Lagos State has so far vaccinated a total of 127,000 people, as at Tuesday, representing an insignificant percentage of the state huge population of over 24million people. The entire country has vaccinated 600,000 people so far.
The entire African continent has only received 24million dozes of the vaccine, a mere 2% coverage of the entire continent or the entire populace of only Lagos.
This elicited an admonition by the stakeholders for a social justice system in the equitable distribution of the vaccine, globally.
“The global community should ensure social justice in the equitable distribution of the vaccine. The intended objective is to ensure countries have up to 60 percent Herd Immunity against the virus, through the vaccine. If a particular region or country is neglected, it would pose a significant risk to the other continent or countries already passed this threshold because such would allow the virus to continue to mutate and they would eventually be infected with the mutated version of the virus,” Abayomi added.
Also speaking at the forum, Professor Adebayo presented a more academic-focused paper on the literary standpoint on what a pandemic like Covid-19 means to the citizens of the world and the possibility of it frequent mutation, thereby resisting all curative measures.
Insisting that “non-pharmaceutical method appears most consistent and effective method against hospitalisation and death against the deadly virus”, the professor of virology and immunology warned that “unless humanity comes to term with the new normal and hence practice social distance and warning and hand sanitisation religiously, the virus may not be quickly brought to a stop.”
He however applauded the Lagos State Commissioner of Health for “speaking the truth about the government’s challenges while combating the virus,” saying that such an act of honesty stood him out and his government “as the most reliable and transparent one.
“Usually, African leaders are averse to lying to the people, claiming to know all and have all the solution to all given problems, meanwhile they do not know anything. But your honesty here today about the constraint of the government while combating the challenge of COVID 19 makes me to respect you and the government of Lagos State,” he added.
Professor Olufemi said globally and according to him, public resistance against immunisation against deadly pandemic are often fuelled by religious, cultural beliefs, and lack of accountability by government, imploring the government to adopt a more sincere and relatable approach to winning the heart of the populace.
In his extensive presentation, Olufemi played back the initial failure of immunisation against polio myelitis in the country, a costly decision that led to the death of many children and crippling of many more until 2015 when the country was eventually certifies Polio Free by the World Health Organisation.
“Currently, there is high rate of hesitancy against the Coronavirus vaccine, and that will greatly impair the progress of the against the pandemic.

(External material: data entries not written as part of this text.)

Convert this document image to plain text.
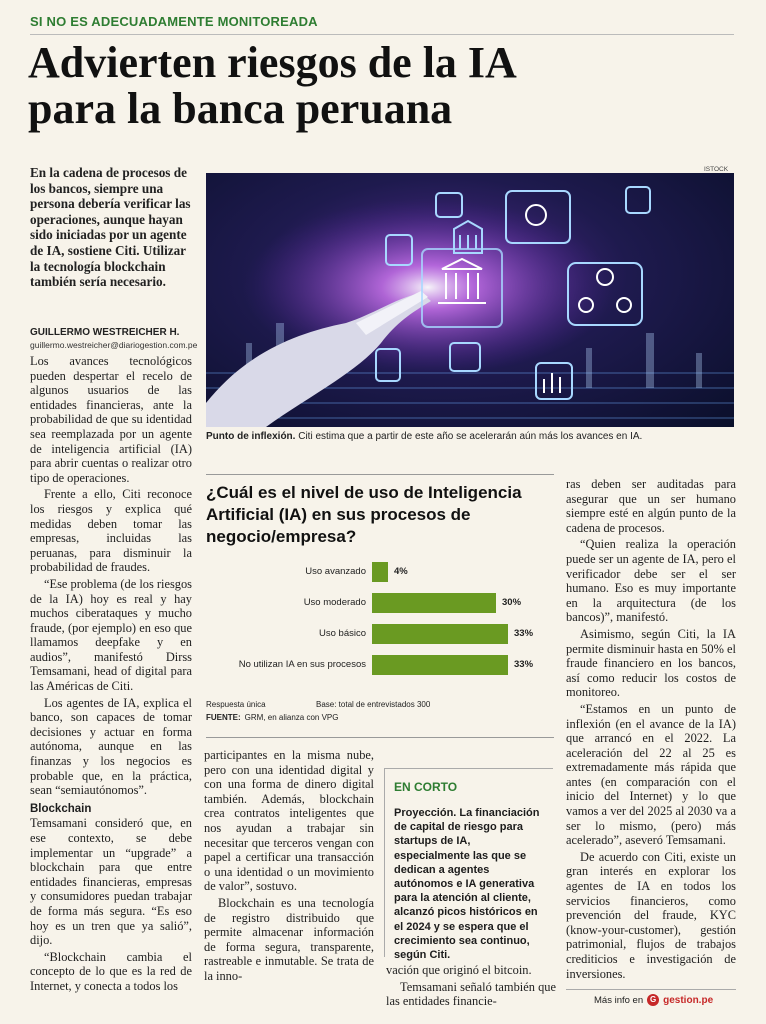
SI NO ES ADECUADAMENTE MONITOREADA
Advierten riesgos de la IA
para la banca peruana
En la cadena de procesos de los bancos, siempre una persona debería verificar las operaciones, aunque hayan sido iniciadas por un agente de IA, sostiene Citi. Utilizar la tecnología blockchain también sería necesario.
GUILLERMO WESTREICHER H.
guillermo.westreicher@diariogestion.com.pe

Los avances tecnológicos pueden despertar el recelo de algunos usuarios de las entidades financieras, ante la probabilidad de que su identidad sea reemplazada por un agente de inteligencia artificial (IA) para abrir cuentas o realizar otro tipo de operaciones.

Frente a ello, Citi reconoce los riesgos y explica qué medidas deben tomar las empresas, incluidas las peruanas, para disminuir la probabilidad de fraudes.

“Ese problema (de los riesgos de la IA) hoy es real y hay muchos ciberataques y mucho fraude, (por ejemplo) en eso que llamamos deepfake y en audios”, manifestó Dirss Temsamani, head of digital para las Américas de Citi.

Los agentes de IA, explica el banco, son capaces de tomar decisiones y actuar en forma autónoma, aunque en las finanzas y los negocios es probable que, en la práctica, sean “semiautónomos”.

Blockchain

Temsamani consideró que, en ese contexto, se debe implementar un “upgrade” a blockchain para que entre entidades financieras, empresas y consumidores puedan trabajar de forma más segura. “Es eso hoy es un tren que ya salió”, dijo.

“Blockchain cambia el concepto de lo que es la red de Internet, y conecta a todos los

ISTOCK
Punto de inflexión. Citi estima que a partir de este año se acelerarán aún más los avances en IA.
¿Cuál es el nivel de uso de Inteligencia Artificial (IA) en sus procesos de negocio/empresa?
Uso avanzado	4%
Uso moderado	30%
Uso básico	33%
No utilizan IA en sus procesos	33%
Respuesta única	Base: total de entrevistados 300
FUENTE: GRM, en alianza con VPG

participantes en la misma nube, pero con una identidad digital y con una forma de dinero digital también. Además, blockchain crea contratos inteligentes que nos ayudan a trabajar sin necesitar que terceros vengan con papel a certificar una transacción o una identidad o un movimiento de valor”, sostuvo.

Blockchain es una tecnología de registro distribuido que permite almacenar información de forma segura, transparente, rastreable e inmutable. Se trata de la inno-

EN CORTO
Proyección. La financiación de capital de riesgo para startups de IA, especialmente las que se dedican a agentes autónomos e IA generativa para la atención al cliente, alcanzó picos históricos en el 2024 y se espera que el crecimiento sea continuo, según Citi.

vación que originó el bitcoin.

Temsamani señaló también que las entidades financie-

ras deben ser auditadas para asegurar que un ser humano siempre esté en algún punto de la cadena de procesos.

“Quien realiza la operación puede ser un agente de IA, pero el verificador debe ser el ser humano. Eso es muy importante en la arquitectura (de los bancos)”, manifestó.

Asimismo, según Citi, la IA permite disminuir hasta en 50% el fraude financiero en los bancos, así como reducir los costos de monitoreo.

“Estamos en un punto de inflexión (en el avance de la IA) que arrancó en el 2022. La aceleración del 22 al 25 es extremadamente más rápida que antes (en comparación con el inicio del Internet) y lo que vamos a ver del 2025 al 2030 va a ser lo mismo, (pero) más acelerado”, aseveró Temsamani.

De acuerdo con Citi, existe un gran interés en explorar los agentes de IA en todos los servicios financieros, como prevención del fraude, KYC (know-your-customer), gestión patrimonial, flujos de trabajos crediticios e investigación de inversiones.

Más info en G gestion.pe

“It is a global phenomenal and unfortunately, Nigeria is caught in the web. However, the best way to go about it is to be honest and transparent in communicating the intent and fact of the programme to the populace,” he added.
The same line was re-echoed by the last speaker, Dr. Fagbenro, who admonished the government to simplify its messaging to increases public acceptance and decrease rejection.
In doing this, he urged the government to enlist the service of religious, traditional, leaders and as well as social influencer to deliver the job.